Following the spirit of Gaskell’s Cranford – which was, as mentioned above, explicitly led by “Amazons” (“all the holders of houses above a certain rent are women”) –, the TV series is from the first scenes dominated by a group of female characters of different ages and positions, the most remarkable being the Jenkyns sisters, Mathilda (Matty) and Deborah, both spinsters. This group of Amazons or Cranford “sorority” proves more than once its influence in preserving an unwritten code of behaviour rules, in accepting or rejecting a member (or even progress itself), and most of all, proving, when needed by the community, their unconditional support and solidarity. The latter is exemplary and makes the essence of the TV series: in any difficult situation the Victorian “delicate and reserved” ladies (re)act promptly and combine efforts. Amazed by such a collective initiative, the newly arrived doctor says: “Nothing like this is ever done in London”, to which the “uncrowned” monarch of the sorority, Deborah, answers calmly: “You’re not in London, Doctor Harrison, you are in Cranford now” (Cranford, Episode 1).
Atmosphere and Historical Accuracy
For a period drama which is also a literary adaptation, the accuracy in reproducing the historical details, costumes and set designs is extremely important. In this case, as in many others, the BBC professionals worked brilliantly; Sue Birtwistle, the producer, in particular, proved once more her talent, following other award winning productions (such as the iconic 1995 Pride and Prejudice).
The cast is a very important argument in favour of seeing this BBC series, the choice of actresses, in particular, being most fortunate. They are most convincing and agreeable both as a community and as individuals, each with her “one weakness” (as another BBC “Amazon” worth watching – Dorcas Lane from Lark Rise to Candleford – puts it). The uncrowned queen of the group, Deborah, played by Eileen Atkins, is one of the most remarkable characters and symbolises the undisturbed order and unchanged habits of the place. However, when necessary, Deborah is wise enough to accept change or unconventional behaviour (such as women attending a funeral) and she and her group end up by accepting technological progress, most significantly marked by the railway.
Although timid and childish in appearance, Matty (played by Dench) is a very important figure in the community, which shows her love and great support, while they respect her sister, the community “matriarch”, Deborah.

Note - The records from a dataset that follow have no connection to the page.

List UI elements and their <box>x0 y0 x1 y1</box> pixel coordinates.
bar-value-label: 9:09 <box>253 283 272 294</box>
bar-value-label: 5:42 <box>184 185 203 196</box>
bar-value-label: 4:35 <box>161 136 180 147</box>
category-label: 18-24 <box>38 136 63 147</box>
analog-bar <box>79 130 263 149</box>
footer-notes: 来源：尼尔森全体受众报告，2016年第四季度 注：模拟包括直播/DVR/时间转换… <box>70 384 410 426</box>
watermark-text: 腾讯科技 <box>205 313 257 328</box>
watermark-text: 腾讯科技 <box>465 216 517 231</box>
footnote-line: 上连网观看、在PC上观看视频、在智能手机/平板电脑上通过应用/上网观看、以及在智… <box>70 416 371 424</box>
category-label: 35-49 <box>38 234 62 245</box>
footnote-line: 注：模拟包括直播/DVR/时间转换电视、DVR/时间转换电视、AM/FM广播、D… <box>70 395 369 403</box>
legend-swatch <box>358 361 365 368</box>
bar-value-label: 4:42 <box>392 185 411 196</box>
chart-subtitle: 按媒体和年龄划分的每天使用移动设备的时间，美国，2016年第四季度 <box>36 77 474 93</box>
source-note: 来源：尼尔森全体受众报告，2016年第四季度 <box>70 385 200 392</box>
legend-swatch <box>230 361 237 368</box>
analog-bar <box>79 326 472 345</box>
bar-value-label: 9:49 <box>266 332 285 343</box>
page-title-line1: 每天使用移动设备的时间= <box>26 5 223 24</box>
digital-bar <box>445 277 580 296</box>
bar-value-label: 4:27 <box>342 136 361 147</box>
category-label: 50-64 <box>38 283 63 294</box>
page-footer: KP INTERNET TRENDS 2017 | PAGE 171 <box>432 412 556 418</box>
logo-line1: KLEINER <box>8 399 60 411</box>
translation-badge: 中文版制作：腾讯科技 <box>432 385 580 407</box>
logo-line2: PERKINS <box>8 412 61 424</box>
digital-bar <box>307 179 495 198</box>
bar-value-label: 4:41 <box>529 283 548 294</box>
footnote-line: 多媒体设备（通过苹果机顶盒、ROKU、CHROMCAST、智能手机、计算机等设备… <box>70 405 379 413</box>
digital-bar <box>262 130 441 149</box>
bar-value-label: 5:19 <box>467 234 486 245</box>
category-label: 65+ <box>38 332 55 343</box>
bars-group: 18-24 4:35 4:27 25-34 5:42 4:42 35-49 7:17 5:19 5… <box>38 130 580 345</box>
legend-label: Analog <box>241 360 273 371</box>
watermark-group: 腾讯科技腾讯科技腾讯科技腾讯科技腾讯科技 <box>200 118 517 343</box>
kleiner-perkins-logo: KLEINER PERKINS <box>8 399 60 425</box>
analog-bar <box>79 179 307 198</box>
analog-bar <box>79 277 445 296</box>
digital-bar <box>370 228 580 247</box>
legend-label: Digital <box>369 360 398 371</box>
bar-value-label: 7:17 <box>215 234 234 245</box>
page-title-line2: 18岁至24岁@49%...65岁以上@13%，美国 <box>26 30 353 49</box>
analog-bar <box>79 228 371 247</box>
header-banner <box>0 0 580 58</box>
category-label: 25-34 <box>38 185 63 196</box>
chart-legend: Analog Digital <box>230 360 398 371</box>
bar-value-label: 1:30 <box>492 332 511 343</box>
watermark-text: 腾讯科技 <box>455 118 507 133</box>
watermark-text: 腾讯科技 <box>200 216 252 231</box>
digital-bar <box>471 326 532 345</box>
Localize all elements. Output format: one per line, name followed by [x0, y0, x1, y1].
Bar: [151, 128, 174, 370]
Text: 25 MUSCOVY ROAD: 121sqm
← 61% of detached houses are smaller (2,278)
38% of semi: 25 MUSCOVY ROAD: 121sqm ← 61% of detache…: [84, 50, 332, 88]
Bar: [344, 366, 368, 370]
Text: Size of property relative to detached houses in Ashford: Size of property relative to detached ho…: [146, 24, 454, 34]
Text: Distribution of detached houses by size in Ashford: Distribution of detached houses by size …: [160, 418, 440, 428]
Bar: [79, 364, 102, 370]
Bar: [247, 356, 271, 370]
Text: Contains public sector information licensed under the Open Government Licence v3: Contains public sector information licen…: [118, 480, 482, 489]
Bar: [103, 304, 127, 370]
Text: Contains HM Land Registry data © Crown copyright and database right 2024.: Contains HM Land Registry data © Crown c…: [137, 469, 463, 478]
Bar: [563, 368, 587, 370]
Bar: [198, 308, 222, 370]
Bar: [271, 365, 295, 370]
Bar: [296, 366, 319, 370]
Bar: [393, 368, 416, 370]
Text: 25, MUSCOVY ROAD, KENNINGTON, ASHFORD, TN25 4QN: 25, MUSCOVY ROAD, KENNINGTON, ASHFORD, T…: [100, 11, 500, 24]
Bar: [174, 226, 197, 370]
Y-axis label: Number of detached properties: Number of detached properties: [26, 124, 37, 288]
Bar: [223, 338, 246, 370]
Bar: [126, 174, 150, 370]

At the beginning, Matty’s mature life seems to pass undisturbed, however, she must face unexpected situations such as the return of a former fiancé, financial difficulties (which force her to change her lifestyle) and the loss of the utmost authority of her world, her sister. All these mark difficult transitions, taking her out of her comfort zone and forcing her to make decisions. Dench is brilliant in this shy and lovable character, perfectly matching the authoritarian character played by Atkins and the group of memorable characters played by Imelda Staunton, Francesca Annis, Lisa Dillon and others. A period TV series worth seeing.